Kinds of Skepticism


1. Common Sense Skepticism: Simply the realization that none of us can know everything, and because of this we are well advised to be doubtful about some things.

2.
Philosophical Skepticism: The tendency to doubt or deny some particular philosophical claim.

3.
Religious Skepticism: Historically, the word has often been used of those that deny or question religious truths. Synonyms: Freethinker (one who will not accept a doctrine on authority, but demands empirical proof), atheist (one who positively denies that God exists), agnostic (one who claims that we cannot know, or we happen to not know, or he happens to not know, whether God exists), unbeliever (someone who has no opinion about the existence of God).

4.
Direct Skepticism: The conviction that there is some necessary condition of knowledge that cannot be fulfilled.

a. "X is true" -- perhaps it is impossible to know anything about truth.
b. "Y believes that X is true" -- maybe belief is impossible. Or, maybe the only belief that counts is certainty, and that is impossible. Operating on the basis of probability could count as skepticism -- it is part of what makes Hume a skeptic.
c. "Y is justified in believing that X is true" -- maybe there is no justification procedure that will suffice.


And there are several forms of direct skepticism:

a. Knowledge is beyond reasonable proof. This is the weakest form. It says simply that knowledge cannot be demonstrated. It says nothing about whether there is something that can be known.
b. Knowledge is highly uncertain. This says not that there is no proof, but that the proofs contradict each other.
c. Knowledge is totally impossible. Perhaps the knower cannot access reality at all.


5.
Iterative Skepticism: A person could know something, but that person may not know that he or she knows it.

6.
Pyrrhonian Direct Skepticism: This is the view which refuses to commit itself with regard to the epistemic status of any proposition, including the position that Y cannot know that X is true. This position asserts that there is no better reason for believing that Y can know X, than that it is not the case that Y knows X. Therefore, we should just suspend judgment.

7. Perhaps one can be
skeptical toward knowledge, but not towards justified belief. In other words, maybe we cannot know something, but we can be justified in believing it because of past experience, corroboration, or whatever. This would mean that we could operate in the world (justification gives us reason to continue), but we could not claim knowledge.

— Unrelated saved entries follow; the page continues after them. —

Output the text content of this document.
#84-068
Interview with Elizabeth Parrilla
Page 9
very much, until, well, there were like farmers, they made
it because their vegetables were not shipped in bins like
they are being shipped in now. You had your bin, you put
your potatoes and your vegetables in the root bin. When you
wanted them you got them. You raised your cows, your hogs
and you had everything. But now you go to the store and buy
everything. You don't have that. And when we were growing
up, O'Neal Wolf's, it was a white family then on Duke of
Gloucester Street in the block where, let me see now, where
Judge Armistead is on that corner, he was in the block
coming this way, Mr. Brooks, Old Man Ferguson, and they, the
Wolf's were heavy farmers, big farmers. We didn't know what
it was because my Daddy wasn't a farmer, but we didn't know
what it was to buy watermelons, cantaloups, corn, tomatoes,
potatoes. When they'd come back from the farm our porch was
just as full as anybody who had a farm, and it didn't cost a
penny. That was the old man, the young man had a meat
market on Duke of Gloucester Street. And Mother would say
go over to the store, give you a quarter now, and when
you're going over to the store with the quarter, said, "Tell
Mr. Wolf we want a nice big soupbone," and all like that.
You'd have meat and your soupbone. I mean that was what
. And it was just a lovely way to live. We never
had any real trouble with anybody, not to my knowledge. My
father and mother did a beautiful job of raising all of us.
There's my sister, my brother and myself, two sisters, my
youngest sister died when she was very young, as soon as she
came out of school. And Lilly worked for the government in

8. Following on the idea that knowledge is true justified belief,
one particular form of justification could be at issue. For instance, a skeptic could simply claim that knowledge cannot be grounded on authority, or on empirical evidence, or on a priori knowledge. In this sense, virtually everyone is a skeptic, because everyone will prioritize one form of justification over another.

9. It is possible to have skepticism based on the
denial of the traditional nature of the object of knowledge. We could call this "sociology of knowledge". For instance, one could say that we cannot know anything because knowledge itself is conditioned by power (Nietzsche, Foucault), desire (Freud), economic conditions (Marx), or whatever else. This undermines both the object of knowledge, as well as the human capacity of reason.

10. There is also what we could call
methodological skepticism. A person could be a skeptic because this person could claim there is no reliable method for attaining knowledge. Either a method would have to lead to certainty (and none does), or it would have to lead to a significant probability (and none does).